Dalle piste di atletica leggera al rugby, la corsa di Carlin Isles
La nazionale seven statunitense ha un nuovo eroe. Velocissimo
C’è posta per te: “Ciao Miles, volevo chiederti com’è il rugby?”. Deve essere andato così, il primo passo di Carlin Isles nel mondo del rugby. Miles è Miles Craigwell, uno che ha scelto il rugby, dopo il football americano professionale, ed è arrivato fino alla nazionale seven degli Stati Uniti.

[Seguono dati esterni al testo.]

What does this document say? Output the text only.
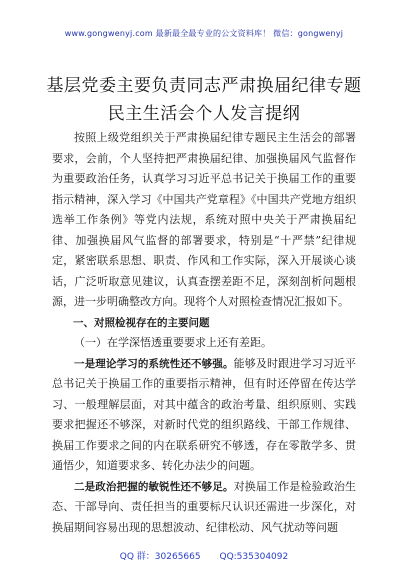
www.gongwenyj.com 最新最全最专业的公文资料库！ 微信：gongwenyj
基层党委主要负责同志严肃换届纪律专题民主生活会个人发言提纲

按照上级党组织关于严肃换届纪律专题民主生活会的部署要求，会前，个人坚持把严肃换届纪律、加强换届风气监督作为重要政治任务，认真学习习近平总书记关于换届工作的重要指示精神，深入学习《中国共产党章程》《中国共产党地方组织选举工作条例》等党内法规，系统对照中央关于严肃换届纪律、加强换届风气监督的部署要求，特别是“十严禁”纪律规定，紧密联系思想、职责、作风和工作实际，深入开展谈心谈话，广泛听取意见建议，认真查摆差距不足，深刻剖析问题根源，进一步明确整改方向。现将个人对照检查情况汇报如下。

一、对照检视存在的主要问题

（一）在学深悟透重要要求上还有差距。

一是理论学习的系统性还不够强。能够及时跟进学习习近平总书记关于换届工作的重要指示精神，但有时还停留在传达学习、一般理解层面，对其中蕴含的政治考量、组织原则、实践要求把握还不够深，对新时代党的组织路线、干部工作规律、换届工作要求之间的内在联系研究不够透，存在零散学多、贯通悟少，知道要求多、转化办法少的问题。

二是政治把握的敏锐性还不够足。对换届工作是检验政治生态、干部导向、责任担当的重要标尺认识还需进一步深化，对换届期间容易出现的思想波动、纪律松动、风气扰动等问题

QQ 群：30265665 QQ:535304092
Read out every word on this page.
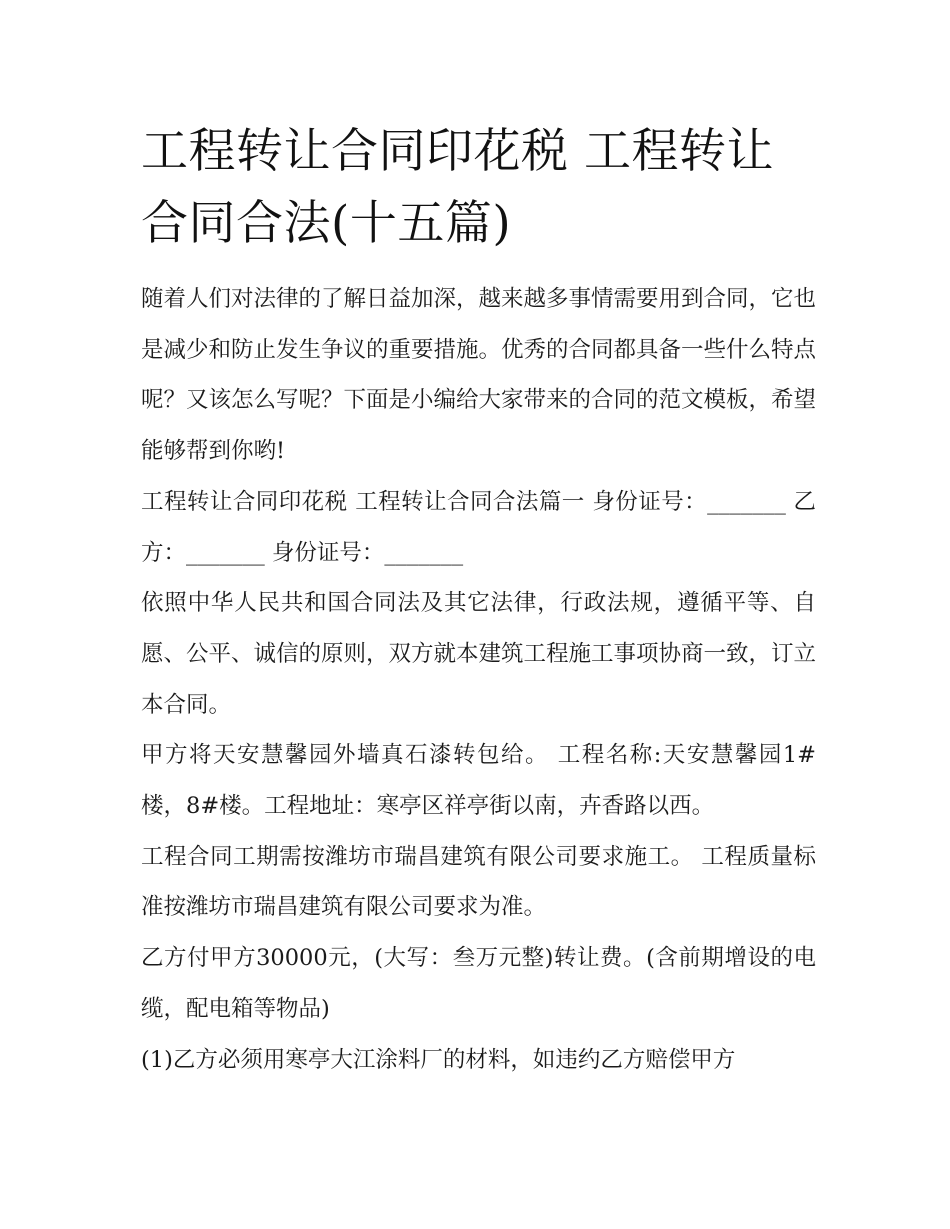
工程转让合同印花税 工程转让合同合法(十五篇)

随着人们对法律的了解日益加深，越来越多事情需要用到合同，它也是减少和防止发生争议的重要措施。优秀的合同都具备一些什么特点呢？又该怎么写呢？下面是小编给大家带来的合同的范文模板，希望能够帮到你哟!

工程转让合同印花税 工程转让合同合法篇一 身份证号：_______ 乙方：_______ 身份证号：_______

依照中华人民共和国合同法及其它法律，行政法规，遵循平等、自愿、公平、诚信的原则，双方就本建筑工程施工事项协商一致，订立本合同。

甲方将天安慧馨园外墙真石漆转包给。 工程名称:天安慧馨园1#楼，8#楼。工程地址：寒亭区祥亭街以南，卉香路以西。

工程合同工期需按潍坊市瑞昌建筑有限公司要求施工。 工程质量标准按潍坊市瑞昌建筑有限公司要求为准。

乙方付甲方30000元，(大写：叁万元整)转让费。(含前期增设的电缆，配电箱等物品)

(1)乙方必须用寒亭大江涂料厂的材料，如违约乙方赔偿甲方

Carlin Isles è invece l’ultimo di quelli che ha fatto il salto nel rugby, dopo aver fallito la qualificazione ai giochi olimpici di Londra. D’altronde se hai un personale di 10.24 nel 2012 e sei negli Stati Uniti, sei solo il 35esimo della graduatoria, anche se hai un ventoso 10.13. La risposta di Craigwell ha entusiasmato Isles che ora è tornato ad inseguire la partecipazione ai giochi olimpici.
Dopo la mail indirizzata all’amico Craigwell, infatti Isles ne ha inviata una a Nigel Melville, responsabile del rugby a stelle e strisce. Abile e arruolato e dopo poche settimane, l’esordio anche nella prima tappa delle Seven World Series, dove è già stato protagonista. Vedere per credere e per quanto riguarda il contatto, non c’è problema, perché al college alternava la velocità in pista al football americano.